Secondo l’assessore, sostenere gli Ecomusei significa investire sull’identità dei territori e sulla loro capacità di costruire nuove opportunità. «La cultura non è qualcosa di accessorio, ma una leva strategica di sviluppo», sottolinea Chiarelli, evidenziando come il patrimonio piemontese sia costituito non soltanto dalle grandi istituzioni culturali, ma anche da borghi, paesaggi e tradizioni che rappresentano una ricchezza diffusa.

Il bando punta a sostenere programmi di attività capaci di contribuire allo sviluppo dei territori secondo criteri di sostenibilità ambientale, economica e sociale. Al centro vi è il coinvolgimento delle realtà locali e la partecipazione diretta delle comunità, delle istituzioni culturali e scolastiche e delle associazioni nei processi di valorizzazione e fruizione del patrimonio culturale materiale e immateriale.

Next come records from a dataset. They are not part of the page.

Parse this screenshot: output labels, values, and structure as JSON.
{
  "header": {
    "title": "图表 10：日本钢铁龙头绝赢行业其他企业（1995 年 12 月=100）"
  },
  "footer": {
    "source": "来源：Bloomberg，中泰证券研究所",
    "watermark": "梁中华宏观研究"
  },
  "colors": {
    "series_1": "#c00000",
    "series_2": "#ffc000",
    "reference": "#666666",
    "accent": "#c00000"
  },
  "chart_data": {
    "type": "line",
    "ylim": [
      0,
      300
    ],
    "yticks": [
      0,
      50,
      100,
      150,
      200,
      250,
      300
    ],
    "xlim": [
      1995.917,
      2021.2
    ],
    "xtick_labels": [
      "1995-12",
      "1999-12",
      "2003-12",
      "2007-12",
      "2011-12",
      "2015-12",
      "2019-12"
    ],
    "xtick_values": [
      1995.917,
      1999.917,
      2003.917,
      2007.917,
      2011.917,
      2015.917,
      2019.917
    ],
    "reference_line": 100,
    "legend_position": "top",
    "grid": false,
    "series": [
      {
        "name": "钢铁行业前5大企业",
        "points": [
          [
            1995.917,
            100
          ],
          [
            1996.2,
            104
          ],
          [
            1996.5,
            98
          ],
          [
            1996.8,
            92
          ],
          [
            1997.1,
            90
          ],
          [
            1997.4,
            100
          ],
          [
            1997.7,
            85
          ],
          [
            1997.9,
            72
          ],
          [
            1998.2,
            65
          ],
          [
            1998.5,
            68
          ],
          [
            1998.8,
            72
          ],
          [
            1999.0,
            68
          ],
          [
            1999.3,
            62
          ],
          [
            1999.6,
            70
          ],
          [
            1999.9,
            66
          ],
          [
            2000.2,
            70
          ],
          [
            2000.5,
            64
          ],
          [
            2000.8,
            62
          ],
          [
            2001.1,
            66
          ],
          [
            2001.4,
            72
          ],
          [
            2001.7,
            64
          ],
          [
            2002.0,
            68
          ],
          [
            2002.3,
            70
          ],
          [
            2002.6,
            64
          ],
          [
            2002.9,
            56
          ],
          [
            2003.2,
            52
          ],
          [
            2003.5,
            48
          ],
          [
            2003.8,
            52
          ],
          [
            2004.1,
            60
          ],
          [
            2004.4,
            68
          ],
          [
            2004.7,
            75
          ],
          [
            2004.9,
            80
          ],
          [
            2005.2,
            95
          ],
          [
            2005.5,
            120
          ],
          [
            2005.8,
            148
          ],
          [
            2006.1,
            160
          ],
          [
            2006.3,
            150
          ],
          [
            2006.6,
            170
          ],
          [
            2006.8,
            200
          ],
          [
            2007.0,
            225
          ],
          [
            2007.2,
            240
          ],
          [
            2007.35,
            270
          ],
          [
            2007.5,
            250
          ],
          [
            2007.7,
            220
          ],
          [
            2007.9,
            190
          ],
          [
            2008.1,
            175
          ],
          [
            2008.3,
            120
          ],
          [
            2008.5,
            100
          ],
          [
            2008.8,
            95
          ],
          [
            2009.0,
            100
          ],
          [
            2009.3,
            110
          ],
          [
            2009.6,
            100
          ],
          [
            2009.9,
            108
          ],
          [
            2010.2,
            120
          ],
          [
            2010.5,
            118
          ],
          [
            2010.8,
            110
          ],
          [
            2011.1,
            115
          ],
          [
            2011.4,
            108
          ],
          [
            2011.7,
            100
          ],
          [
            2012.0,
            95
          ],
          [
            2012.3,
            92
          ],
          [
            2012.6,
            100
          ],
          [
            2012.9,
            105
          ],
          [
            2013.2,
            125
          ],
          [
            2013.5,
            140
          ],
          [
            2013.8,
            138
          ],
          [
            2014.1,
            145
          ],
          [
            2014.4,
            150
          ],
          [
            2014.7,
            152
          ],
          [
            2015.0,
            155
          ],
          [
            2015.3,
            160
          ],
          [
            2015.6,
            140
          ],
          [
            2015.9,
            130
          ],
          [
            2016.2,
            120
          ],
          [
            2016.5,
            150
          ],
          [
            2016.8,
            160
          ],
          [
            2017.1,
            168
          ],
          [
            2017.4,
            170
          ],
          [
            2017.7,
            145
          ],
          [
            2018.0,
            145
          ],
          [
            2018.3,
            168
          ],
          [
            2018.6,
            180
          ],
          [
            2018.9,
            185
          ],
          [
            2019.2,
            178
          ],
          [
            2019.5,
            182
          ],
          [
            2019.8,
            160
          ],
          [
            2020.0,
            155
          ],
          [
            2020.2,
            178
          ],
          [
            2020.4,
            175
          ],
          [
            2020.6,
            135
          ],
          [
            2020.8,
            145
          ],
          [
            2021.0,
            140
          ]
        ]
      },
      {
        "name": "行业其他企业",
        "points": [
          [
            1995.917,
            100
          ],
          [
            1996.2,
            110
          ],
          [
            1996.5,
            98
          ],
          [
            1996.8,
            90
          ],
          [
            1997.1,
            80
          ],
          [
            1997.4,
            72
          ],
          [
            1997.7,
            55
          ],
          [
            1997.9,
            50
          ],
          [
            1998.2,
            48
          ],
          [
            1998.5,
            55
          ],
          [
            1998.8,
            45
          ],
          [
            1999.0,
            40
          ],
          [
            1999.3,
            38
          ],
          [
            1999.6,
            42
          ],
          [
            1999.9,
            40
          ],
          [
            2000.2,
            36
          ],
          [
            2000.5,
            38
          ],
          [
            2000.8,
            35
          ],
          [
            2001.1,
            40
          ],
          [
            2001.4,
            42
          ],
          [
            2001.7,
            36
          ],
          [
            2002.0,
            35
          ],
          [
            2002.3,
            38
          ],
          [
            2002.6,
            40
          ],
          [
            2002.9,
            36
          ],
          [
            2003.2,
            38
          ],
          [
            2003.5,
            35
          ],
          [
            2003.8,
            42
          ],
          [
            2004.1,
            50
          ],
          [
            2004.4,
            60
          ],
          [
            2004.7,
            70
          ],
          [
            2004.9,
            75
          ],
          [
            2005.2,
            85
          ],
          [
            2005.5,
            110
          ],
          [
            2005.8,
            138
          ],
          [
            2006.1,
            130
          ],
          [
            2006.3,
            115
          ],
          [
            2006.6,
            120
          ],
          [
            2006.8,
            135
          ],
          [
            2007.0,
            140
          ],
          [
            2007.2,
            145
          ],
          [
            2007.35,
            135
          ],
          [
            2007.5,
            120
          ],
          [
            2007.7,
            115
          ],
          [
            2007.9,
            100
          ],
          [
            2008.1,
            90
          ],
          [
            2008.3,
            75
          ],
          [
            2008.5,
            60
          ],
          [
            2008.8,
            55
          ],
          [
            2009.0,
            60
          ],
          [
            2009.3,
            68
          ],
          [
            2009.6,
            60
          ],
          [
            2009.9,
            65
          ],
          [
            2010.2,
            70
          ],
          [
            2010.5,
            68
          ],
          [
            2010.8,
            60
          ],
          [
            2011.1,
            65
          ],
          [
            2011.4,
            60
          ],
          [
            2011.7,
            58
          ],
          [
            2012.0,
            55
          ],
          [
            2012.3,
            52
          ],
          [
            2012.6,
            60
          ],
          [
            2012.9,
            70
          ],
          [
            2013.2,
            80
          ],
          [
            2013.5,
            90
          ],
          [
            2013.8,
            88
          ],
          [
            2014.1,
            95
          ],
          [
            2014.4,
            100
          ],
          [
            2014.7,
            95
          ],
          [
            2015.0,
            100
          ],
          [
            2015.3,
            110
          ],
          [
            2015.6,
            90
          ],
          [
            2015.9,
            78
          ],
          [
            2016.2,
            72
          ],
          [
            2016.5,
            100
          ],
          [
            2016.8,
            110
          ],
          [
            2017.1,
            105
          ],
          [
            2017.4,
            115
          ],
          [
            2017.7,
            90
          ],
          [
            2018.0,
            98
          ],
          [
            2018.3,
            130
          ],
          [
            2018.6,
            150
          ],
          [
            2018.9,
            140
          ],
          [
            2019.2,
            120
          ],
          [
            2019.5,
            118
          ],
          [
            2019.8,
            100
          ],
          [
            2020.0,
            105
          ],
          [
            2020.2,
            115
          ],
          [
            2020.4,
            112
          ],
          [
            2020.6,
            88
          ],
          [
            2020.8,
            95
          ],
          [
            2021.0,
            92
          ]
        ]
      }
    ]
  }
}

Particolare attenzione sarà riservata ai programmi caratterizzati da un approccio interdisciplinare, capaci di collegare cultura, ambiente, educazione, formazione e inclusione sociale con agricoltura, turismo, pianificazione e cura del paesaggio. L’obiettivo è fare degli Ecomusei non soltanto strumenti di conservazione della memoria, ma anche luoghi in grado di contribuire concretamente al miglioramento della qualità della vita e alla crescita delle comunità.

«La forza del Piemonte risiede anche nel suo straordinario patrimonio diffuso. Vogliamo che cultura e bellezza siano sempre più strumenti di crescita, partecipazione e occasioni per creare nuove connessioni tra i territori», aggiunge Chiarelli. «Gli ecomusei hanno una caratteristica preziosa: nascono e vivono insieme alle comunità. È questa capacità di fare rete che intendiamo valorizzare, perché la cultura può diventare un vero motore di sviluppo locale, attrattività e coesione sociale».

Possono presentare domanda i soggetti gestori pubblici, tra cui enti locali in forma singola o associata, enti di gestione delle aree protette ed ex Province, oltre ai soggetti gestori privati, vale a dire associazioni e fondazioni culturali senza scopo di lucro, degli Ecomusei riconosciuti interessati dall’Avviso.

Ogni programma di attività dovrà prevedere un costo complessivo non inferiore a 6 mila euro. Il contributo regionale richiesto dovrà essere compreso tra 3 mila e 50 mila euro.

Le iniziative finanziate dovranno essere realizzate nel periodo compreso tra 1° gennaio e 31 dicembre 2026. Sono ammesse esclusivamente le spese correnti direttamente riconducibili alle attività previste dai programmi, mentre non saranno finanziabili le spese di investimento.

Le domande potranno essere presentate entro il 5 ottobre 2026, compreso, utilizzando la modulistica predisposta dalla Regione Piemonte e trasmettendo l’istanza esclusivamente tramite Posta elettronica certificata.